Swallow The Sun — Paroles et traduction des paroles de la chanson Plague of Butterflies: Losing the Sunsets - Plague of Butterflies - Evael 10:00
La page contient les paroles et la traduction française de la chanson « Plague of Butterflies: Losing the Sunsets - Plague of Butterflies - Evael 10:00 » de Swallow The Sun.
Paroles
Cold was the air that the evening wind brought
Silent and so quiet were the woods
On the eve of that night.
Don’t know what I stayed there for so long,
So long that I could hear that voice.
The whisper we all avoid.
Sound from within, the quiet truth
I felt my blood slowly turning cold,
Turning cold from waiting.
Hours I spent there awaiting,
Hoping for someone to come.
To silent the voice that felt like thunder
Evael is the light, the white light.
In the chill of my world, she is the one.
She brings the butterflies, pure light.
When ever she comes by The darkness steps aside
But I felt my blood turn cold.
Hours I spent there awaiting,
Watching the light fading
You’re losing the sunsets, you will never get them back.
The days you spend in loneliness are seconds in shades of black
Winter was cold, but summer is even colder.
Nights have been longer, they have made me much older
You’re losing the sunsets, you will never get them back.

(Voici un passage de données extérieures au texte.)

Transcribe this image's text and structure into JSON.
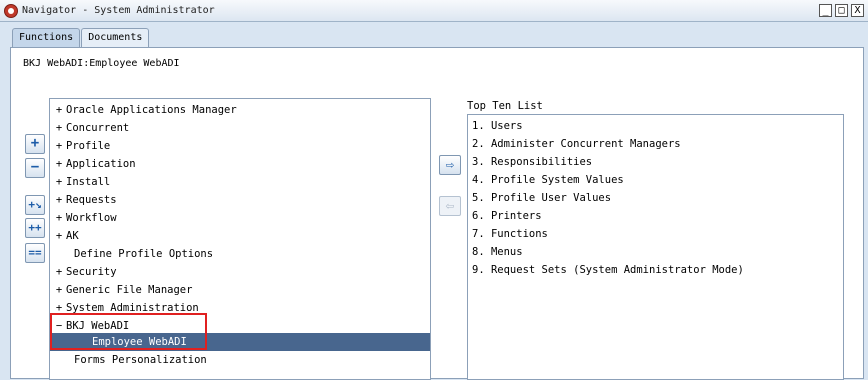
{
  "window": {
    "title": "Navigator - System Administrator",
    "minimize_glyph": "_",
    "maximize_glyph": "□",
    "close_glyph": "X"
  },
  "tabs": [
    {
      "label": "Functions",
      "active": true
    },
    {
      "label": "Documents",
      "active": false
    }
  ],
  "path_label": "BKJ WebADI:Employee WebADI",
  "side_buttons": {
    "expand": "+",
    "collapse": "−",
    "expand_branch": "+↘",
    "expand_all": "++",
    "collapse_all": "=="
  },
  "tree": [
    {
      "exp": "+",
      "label": "Oracle Applications Manager",
      "selected": false
    },
    {
      "exp": "+",
      "label": "Concurrent",
      "selected": false
    },
    {
      "exp": "+",
      "label": "Profile",
      "selected": false
    },
    {
      "exp": "+",
      "label": "Application",
      "selected": false
    },
    {
      "exp": "+",
      "label": "Install",
      "selected": false
    },
    {
      "exp": "+",
      "label": "Requests",
      "selected": false
    },
    {
      "exp": "+",
      "label": "Workflow",
      "selected": false
    },
    {
      "exp": "+",
      "label": "AK",
      "selected": false
    },
    {
      "exp": "",
      "label": "Define Profile Options",
      "selected": false
    },
    {
      "exp": "+",
      "label": "Security",
      "selected": false
    },
    {
      "exp": "+",
      "label": "Generic File Manager",
      "selected": false
    },
    {
      "exp": "+",
      "label": "System Administration",
      "selected": false
    },
    {
      "exp": "−",
      "label": "BKJ WebADI",
      "selected": false
    },
    {
      "exp": "",
      "label": "Employee WebADI",
      "selected": true
    },
    {
      "exp": "",
      "label": "Forms Personalization",
      "selected": false
    }
  ],
  "transfer": {
    "add": "⇨",
    "remove": "⇦"
  },
  "top_ten": {
    "label": "Top Ten List",
    "items": [
      "1. Users",
      "2. Administer Concurrent Managers",
      "3. Responsibilities",
      "4. Profile System Values",
      "5. Profile User Values",
      "6. Printers",
      "7. Functions",
      "8. Menus",
      "9. Request Sets (System Administrator Mode)"
    ]
  },
  "colors": {
    "selection": "#48668e",
    "highlight": "#e02020",
    "background": "#d9e5f2"
  }
}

Every night you spend in loneliness are years in shades of black
Years pass, but has time stopped on me?
Morning always arises with vaster pain
And then it is sunset again
We weep the winds for your loneliness,
Choir of broken dreams for the love you had.
But now she walks forever lost in gray and woe.
She’s not forgiven, she’s the one for winter to own.
Not yours, old man, never again…
Traduction des paroles
Froid était l'air que le vent du soir a apporté
Silencieux et si calme étaient les bois
À la veille de la nuit.
Je ne sais pas ce que j'y suis resté si longtemps,
Si longtemps que j'ai pu entendre cette voix.
Le murmure que nous évitons tous.
Son de l'intérieur, la vérité tranquille
J'ai senti mon sang se refroidir lentement,
Tourner froid de l'attente.
Les heures que j'ai passé, il attend,
En espérant que quelqu'un vienne.
Pour faire taire la voix qui se sentait comme le tonnerre
Evael est la lumière, la lumière blanche.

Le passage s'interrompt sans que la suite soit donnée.